The Convert

A Tale of Exile and Extremism
The Convert: A Tale of Exile and Extremism. Graywolf. May 2011. c.224p. ISBN 9781555975821. $23. BIOG
In 1962, Margaret Marcus (b. 1934), a young Jewish woman from New York's suburbs, converted to Islam, left America, and moved to Pakistan to live as a disciple of one of the major architects of the Islamist revival, Mawlana Abul Ala Mawdudi (1903–79). As Maryam Jameelah, she excoriated American decadence and warned of the dangers of Western influence, laying a cornerstone of Islamic fundamentalist ideology. Biographer Baker (In Extremis: The Life of Laura Riding) came across an archive of Jameelah's papers and became entranced; she presents here a spellbinding factual account of Jameelah's estrangement from her family, faith, and country; her quest to find an authentic Islam halfway around the world; and her confinement in mental asylums on two continents. How did this troubled woman become the theorist behind the notion of Islam vs. the West?
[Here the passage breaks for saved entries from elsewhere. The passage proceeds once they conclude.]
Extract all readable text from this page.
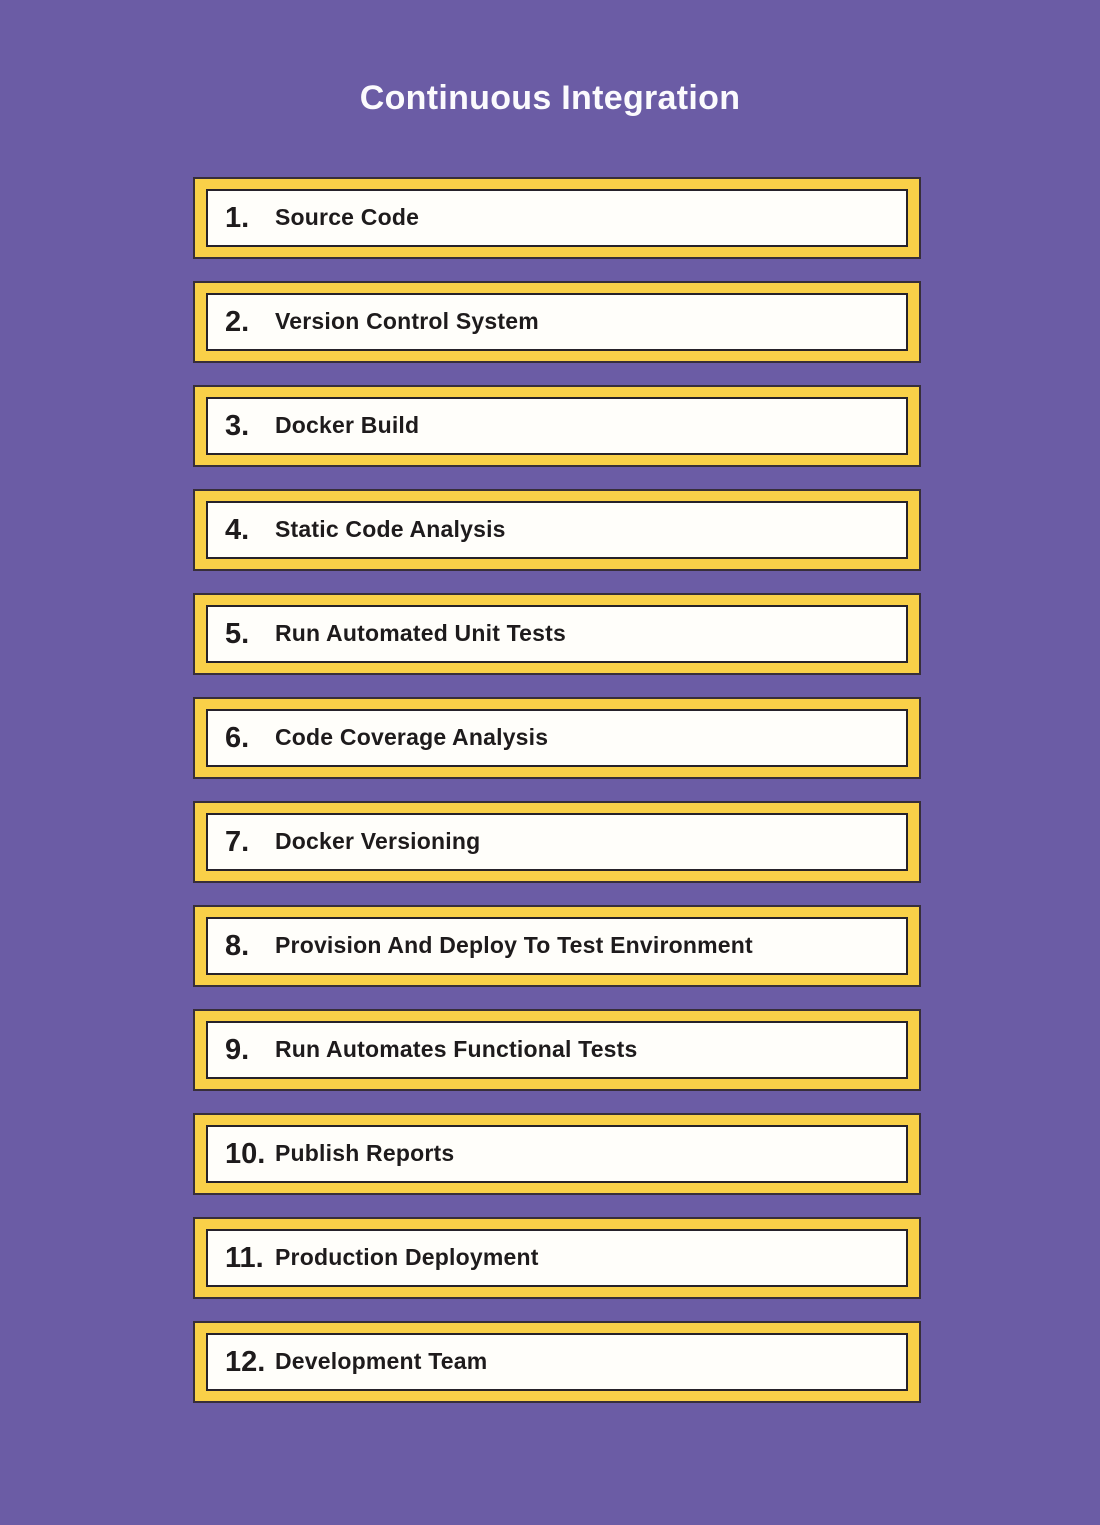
Continuous Integration
1.	Source Code
2.	Version Control System
3.	Docker Build
4.	Static Code Analysis
5.	Run Automated Unit Tests
6.	Code Coverage Analysis
7.	Docker Versioning
8.	Provision And Deploy To Test Environment
9.	Run Automates Functional Tests
10. Publish Reports
11. Production Deployment
12. Development Team
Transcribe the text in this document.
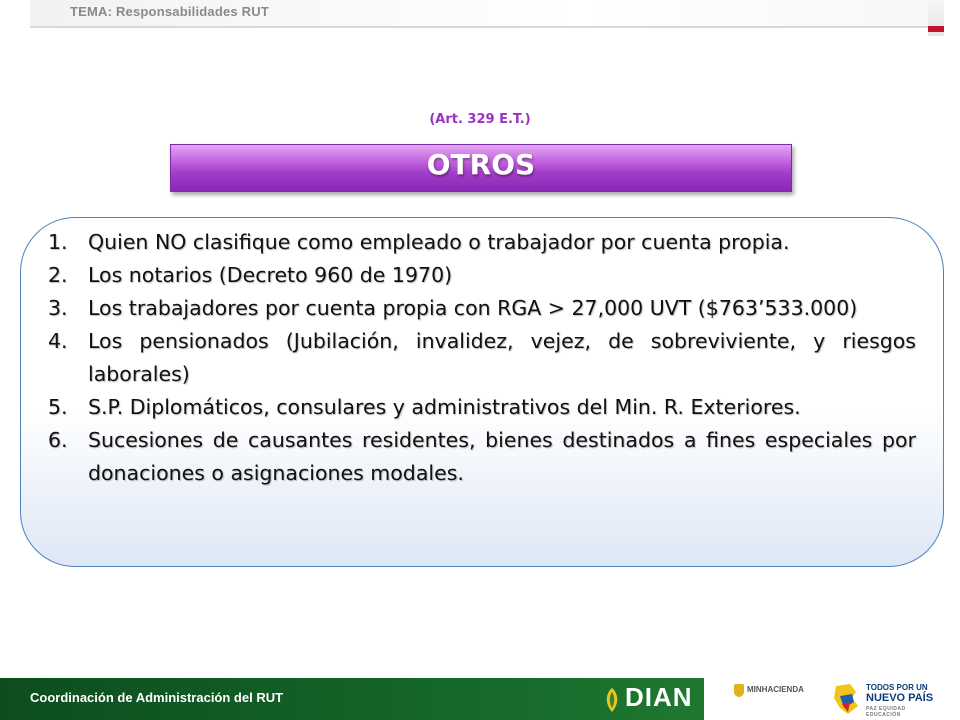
TEMA: Responsabilidades RUT
(Art. 329 E.T.)
OTROS
1. Quien NO clasifique como empleado o trabajador por cuenta propia.
2. Los notarios (Decreto 960 de 1970)
3. Los trabajadores por cuenta propia con RGA > 27,000 UVT ($763’533.000)
4. Los pensionados (Jubilación, invalidez, vejez, de sobreviviente, y riesgos laborales)
5. S.P. Diplomáticos, consulares y administrativos del Min. R. Exteriores.
6. Sucesiones de causantes residentes, bienes destinados a fines especiales por donaciones o asignaciones modales.
Coordinación de Administración del RUT	DIAN	MINHACIENDA	TODOS POR UN
NUEVO PAÍS
PAZ EQUIDAD EDUCACIÓN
Baker's investigation of Jameelah yields mysteries and surprises galore.
VERDICT A significant contemporary figure in Islamic-Western relations becomes human, with all the foibles and angst that word implies. General readers will find this story compelling, while scholars will be pleased with the insight it brings to an important 20th-century Islamist voice. Highly recommended.